Supe en aquel instante que, pasara lo que pasara, nunca podría volver a mis antiguos límites.
ELIZABETH KOSTOVA, La historiadora.
ELIZABETH KOSTOVA, La historiadora.
PÉTALO TRAS PÉTALO.
Por Juan Pablo Matarredona.
Cuando desprendí el primero sentí su latido vegetal, no pensé que fuese a convertirse en un vicio. Pero ahí me hallé, desafiando a la estabilidad, renunciando a los placeres dados para abordar ese tren al que muchos catalogan como el de la aventura. No te voy a mentir, tuve miedo, pero la capacidad de auto convencimiento se impuso a los presentimientos. Nada malo podía ocurrirme, mi situación no tenía manera de ser empeorada, pensé.
Es cierto que dudé cuando le vi por vez primera. Es verdad que no supe si debía extraer aquel miembro de su corola. Pero mi inclinación por lo incierto, por lo riesgoso, fue más fuerte que la comodidad a que estaba sujeto.
Los hombres no nos percatamos de la gravedad de nuestras faltas la primera ocasión que las cometemos. Todo lo contrario, creemos que estamos incursionando en un nuevo mundo, más amplio del que conocíamos. Esa novedad pareció extender mis horizontes, darme la oportunidad de demostrarle al mundo cuán capaz soy.
El juego ya había comenzado y todo estaba a mi favor. Ahora debía pasar al siguiente nivel. Le vi, su blancura me agazapó. Pude haber detenido la partida y equilibrar mi situación, pero la soberbia y la ambición me obligaron a continuar. Ya era tarde cuando escuché el silencioso gemido, mis dedos ya le poseían, le había separado del resto. El pánico me invadió, estoy seguro que nadie más escuchó su estruendoso grito, ese imperceptible sonido que trepó intempestivamente hasta mi conciencia; la culpa me invadió, y era mi sentido de la responsabilidad el que me obligaba a hacer algo por corregir la falta cometida.

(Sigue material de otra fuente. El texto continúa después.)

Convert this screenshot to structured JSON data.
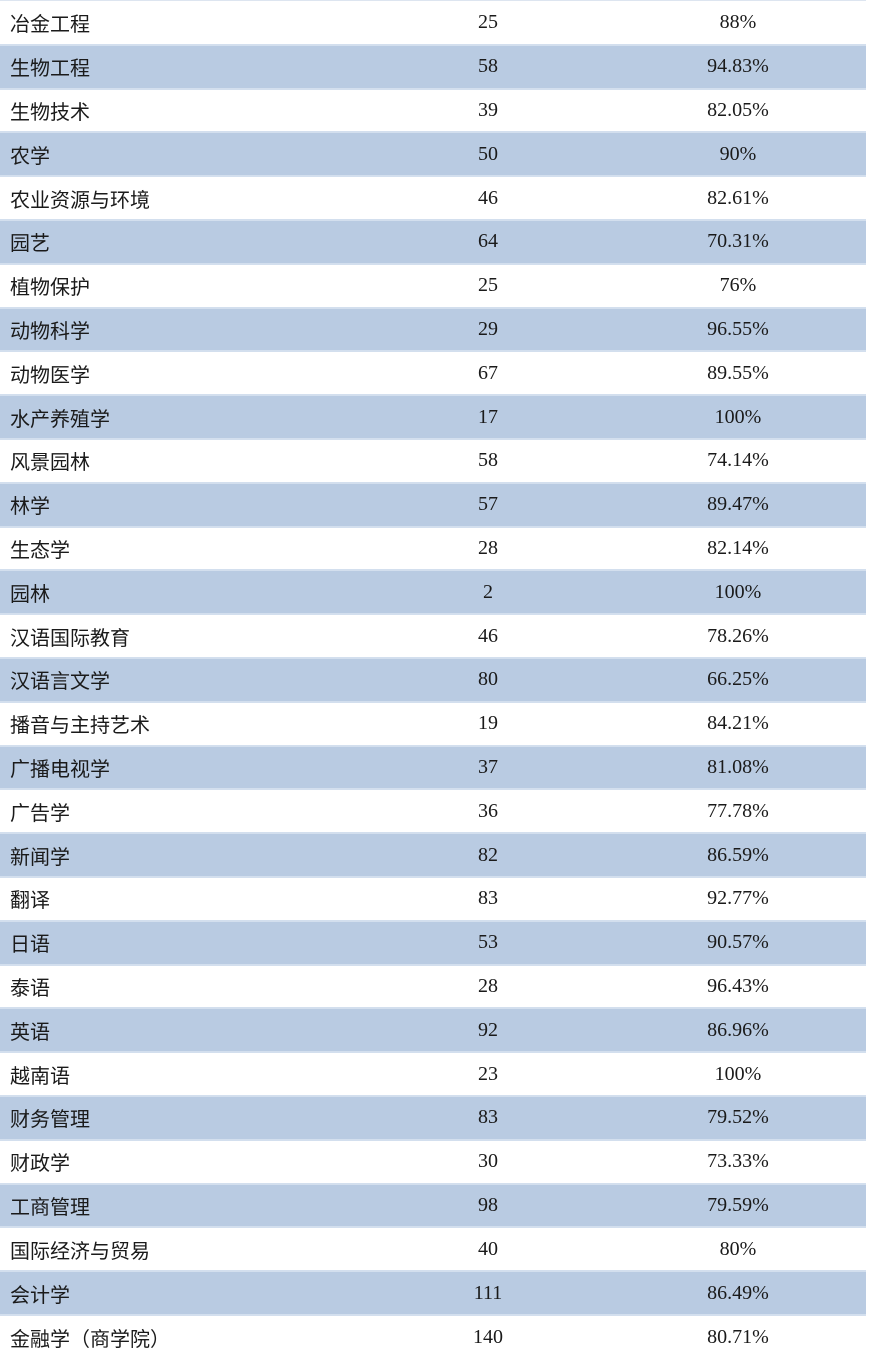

Nadie me informó que no había manera de recomponerle; de hecho, nadie me explicó la dinámica y las reglas del juego. Fue mi deformada intuición la que me inclinó a jugarlo sin antes pensar fríamente, sin consultar con la autoridad. Intenté devolver cada amputado miembro a su lugar, pero fue imposible.

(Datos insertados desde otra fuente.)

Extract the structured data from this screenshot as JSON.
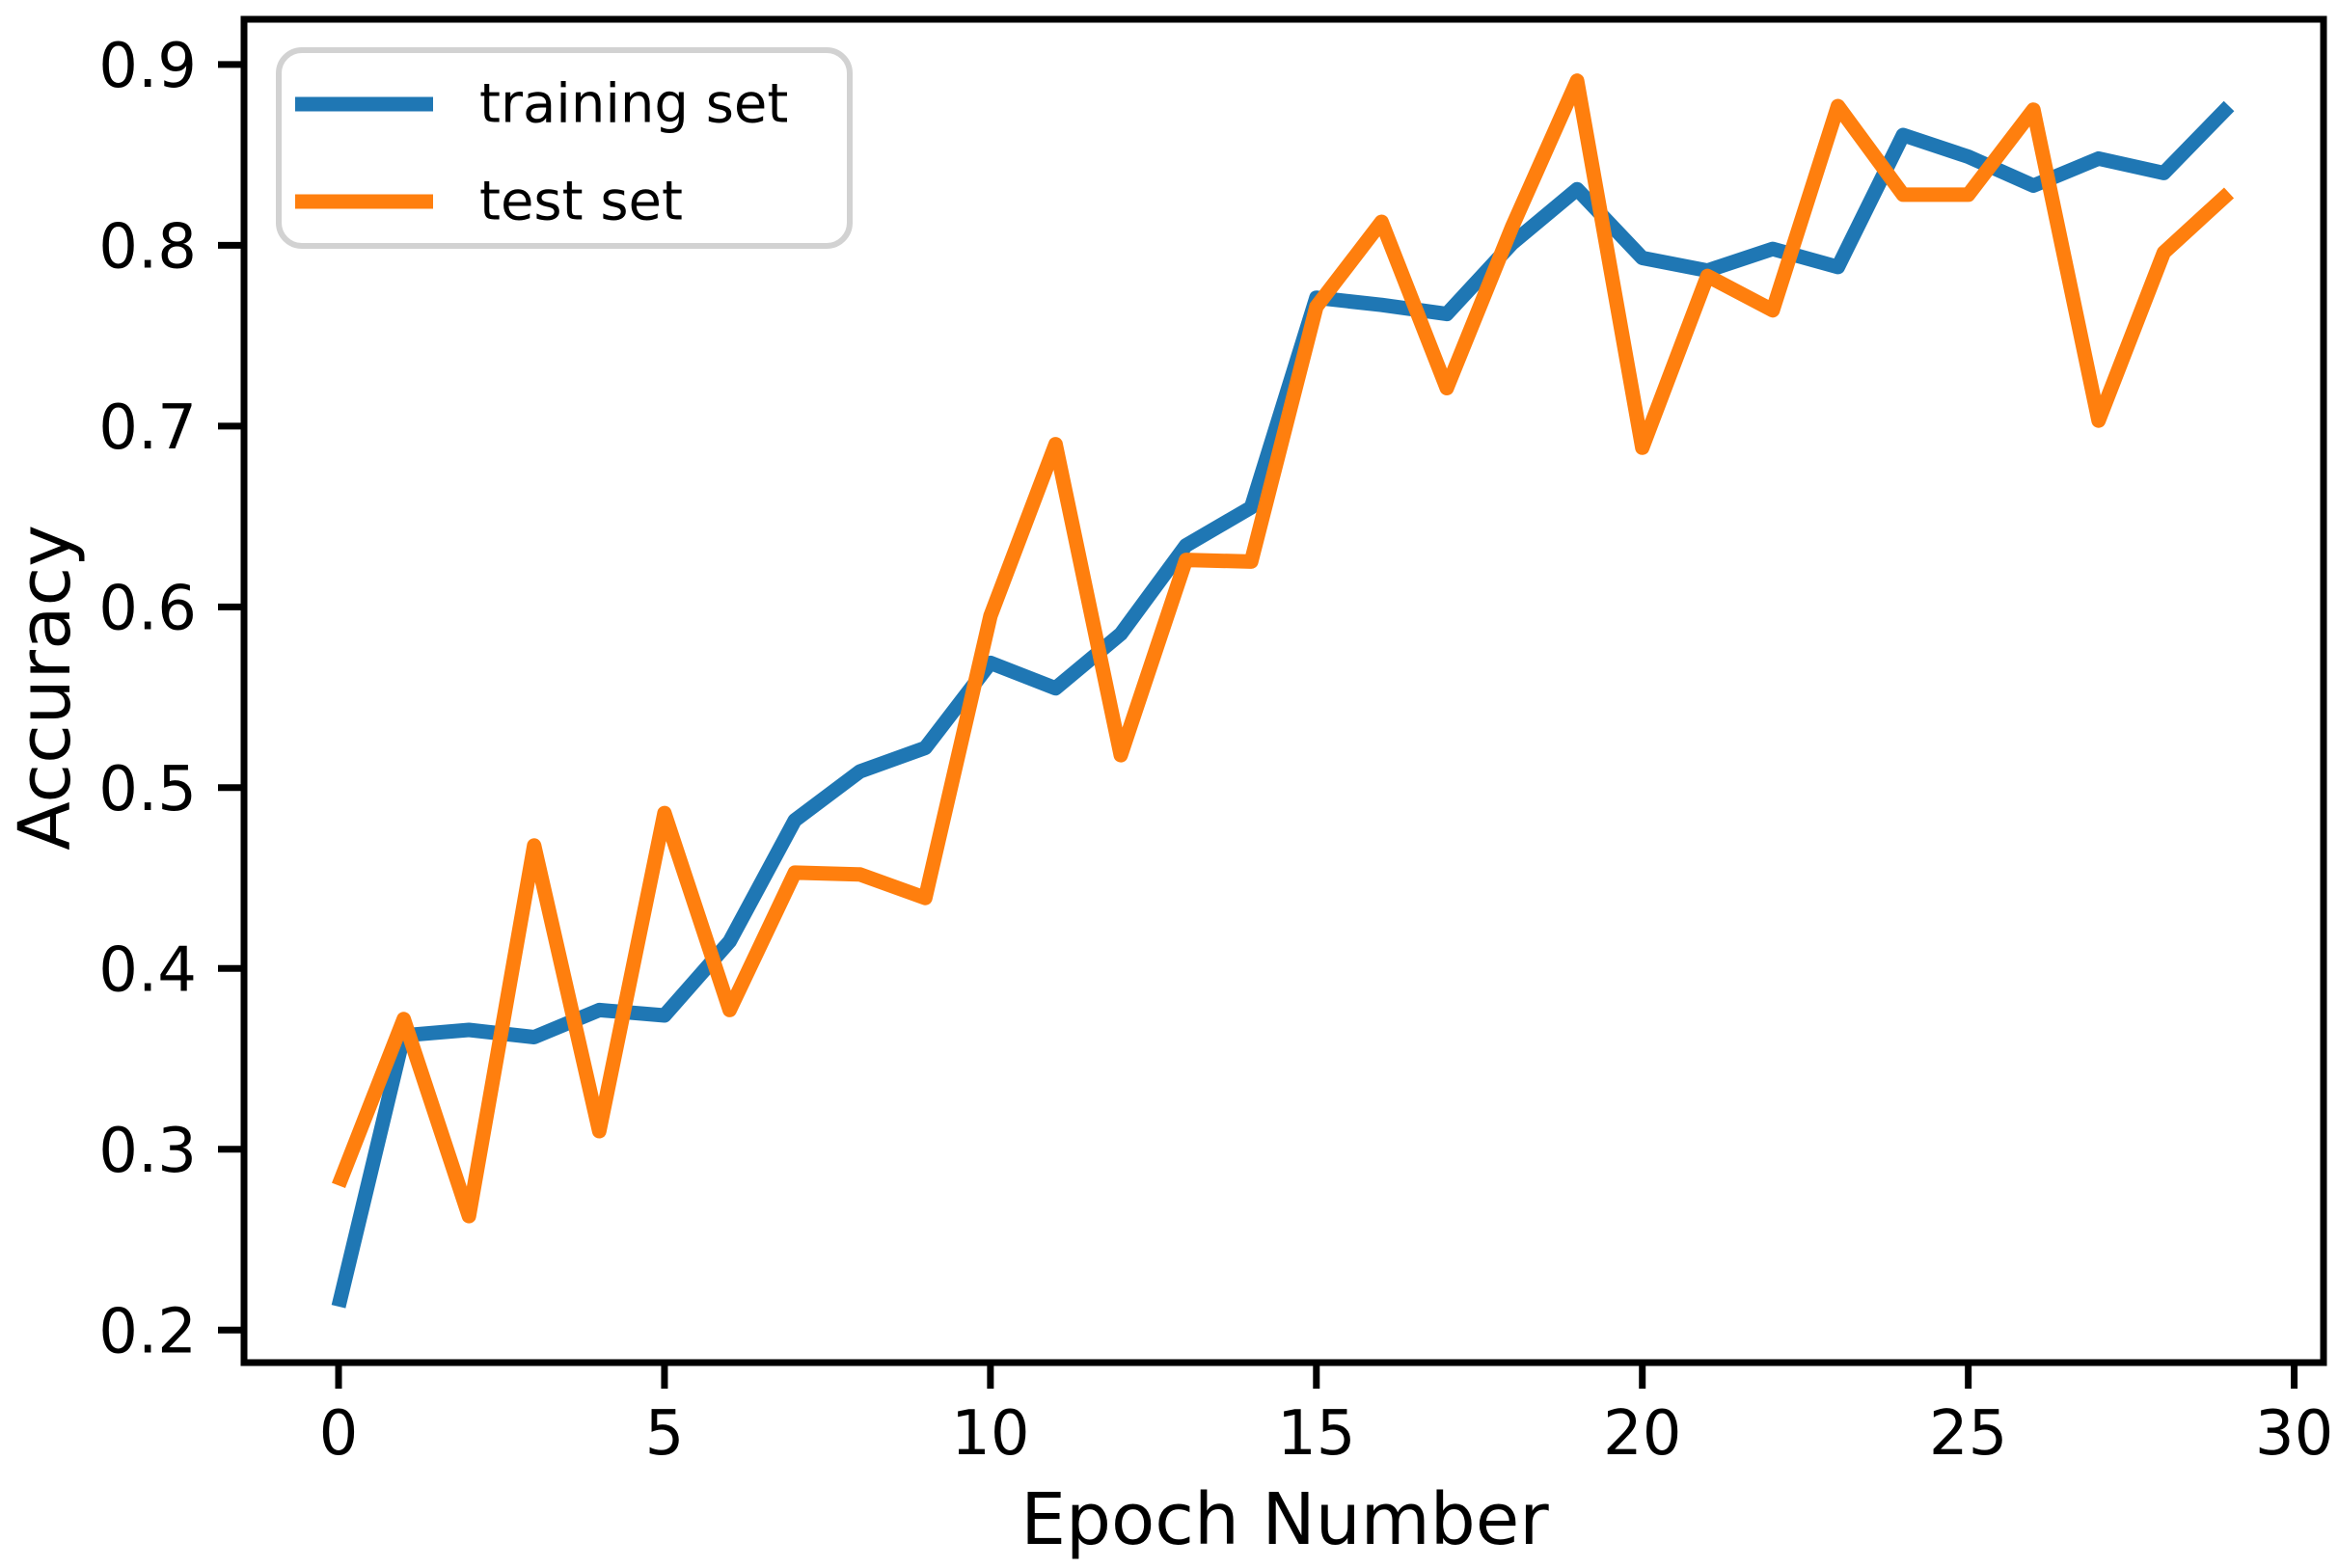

Era tarde, el grisáceo rumor ya dominaba la escena; sobre las nubes, del otro lado del mundo, había quedado la luz que decidí no aprovechar. Fue entonces que caí en cuenta de que era dominado por una vegetal ludopatía. Y así he continuado, arrancando uno por uno los elementos de su estética, desequilibrando más cada vez su perfecta composición.
Sus alaridos penetran con más insistencia tras cada operación. Ahora yo grito con ella. Una y otra vez… Fuerte, ¡más fuerte! Lo siento, lo vivo, lo padezco… lo… lo sufro. Pero aquí permanezco con mi masoquismo, atentando contra la naturaleza, desprendiendo cada una de las opciones que me plantea… Aun estoy aquí, deshojando la margarita.